My first session today was BRKARC-3472, NX-OS Routing Architecture and Best Practices presented by Arkady Shapiro, Technical Marketing Engineer (TME) for NX-OS and Nexus 7000. I thought Arkady was very entertaining and engaging as he delved into the depths of L3 on the N7K. Some of my key takeaways (may or may not be important in your line of work):
- Routes can be leaked between VRFs by enabling "feature pbr" and setting up route-maps with "match ip" statements and linking them with "set vrf" commands. (ref: slide 50)
- Routes can be leaked with VRF-lite without an MPLS license by redistributing IGP into BGP and using "route-target export" and "route-target import" commands under the BGP routing configuration of each VRF. (ref: slide 52)
- Auto-cost reference bandwidth by default is 100Mbps in IOS but 40Gbps in NX-OS.
- BGP best-practice is to use "aggregate-address a.b.0.0/16" under BGP routing configuration. Do NOT use "network a.b.0.0/16" under BGP routing configuration. Do NOT use "ip route a.b.0.0/16 Null0" under VRF. The reason is that if "network" statement matches a static route to null0, MPLS traffic to that route may be dropped. (ref: slide 92)
For lunch I had the opportunity to spend time with some of Solarwinds Head Geeks (@headgeeks) for two lunch-n-learn styled presentations. The first session, called "Don't Forget The Superglue," was introduced by Carlos Carvajal (Market Strategy) and presented mainly by Patrick Hubbard (The Head Geek). The reference to "superglue" alluded to the tools that Solarwinds offers to help in day-to-day running of the network and IT in general. Tools mentioned included:
- Web Help Desk - automated ticketing, asset management, knowledge base, communication
- Network Configuration Manager (NCM) - automatic config backup, realtime change alerts, compliance reporting
- Firewall Security Manager (FSM) - Java-based, runs on workstation, automated security and compliance audits, firewall change impact modeling, rule/object cleanup and optimization, can download configs from firewalls directly or from NCM
- Network Topology Mapper (NTM) - successor to LanSurveyor - network discovery, mapping, reporting, can export maps to Orion and open them in Orion Atlas
The second session covered some recent updates to Orion Network Performance Monitor (NPM) v10.5. Again introduced by Carlos Carvajal, this was presented by Michal Hrncirik, Product Manager for several of Solarwinds' applications. A couple key items that interested me:
- Interface discovery can be filtered for import - for instance, you can tell it to only select trunk ports and not access ports on switches, then it will show you a list of all ports and the devices they belong to so you can manually uncheck ones you don't want to import.

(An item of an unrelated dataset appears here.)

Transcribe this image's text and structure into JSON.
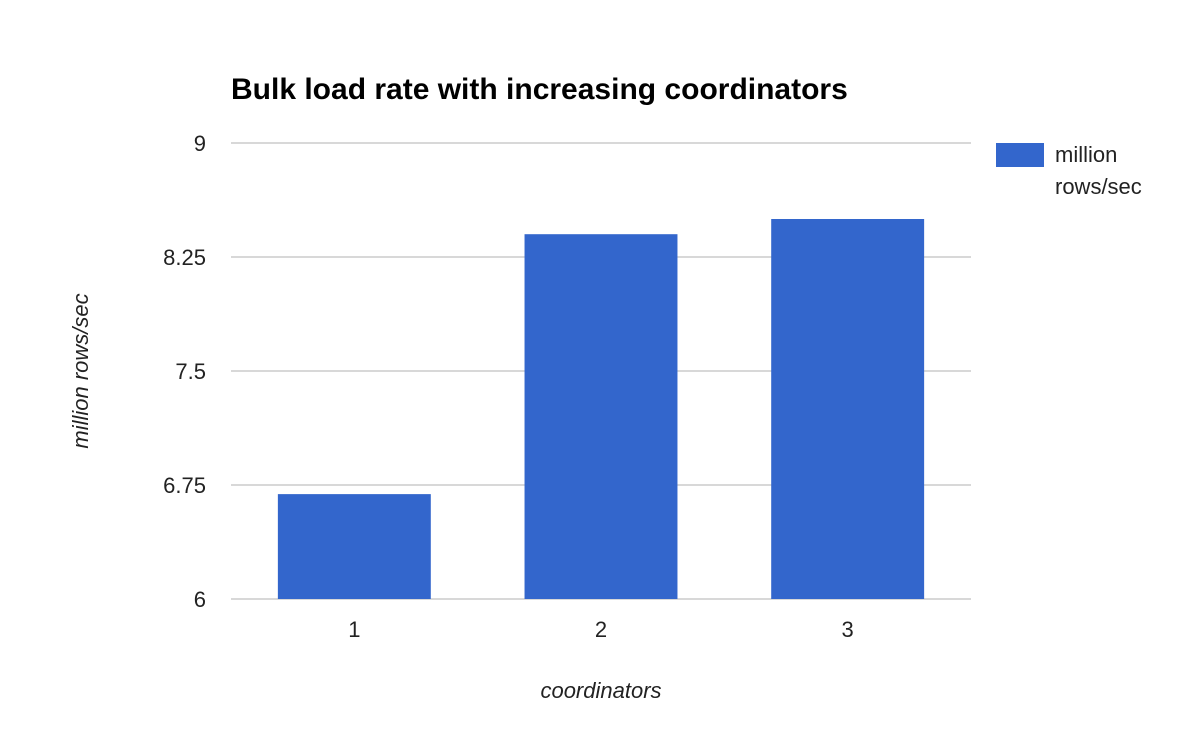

- Route monitoring - NPM will poll routes from the routing table. Although Michal said EIGRP isn't yet supported, I have actually seen EIGRP routes pulled from my IOS and NX-OS routers. The IOS routers showed them labeled as EIGRP (I think) and NX-OS showed them as "Cisco IGRP" in Orion. I'm pretty excited about the possible alerts we can set up with this type of monitoring.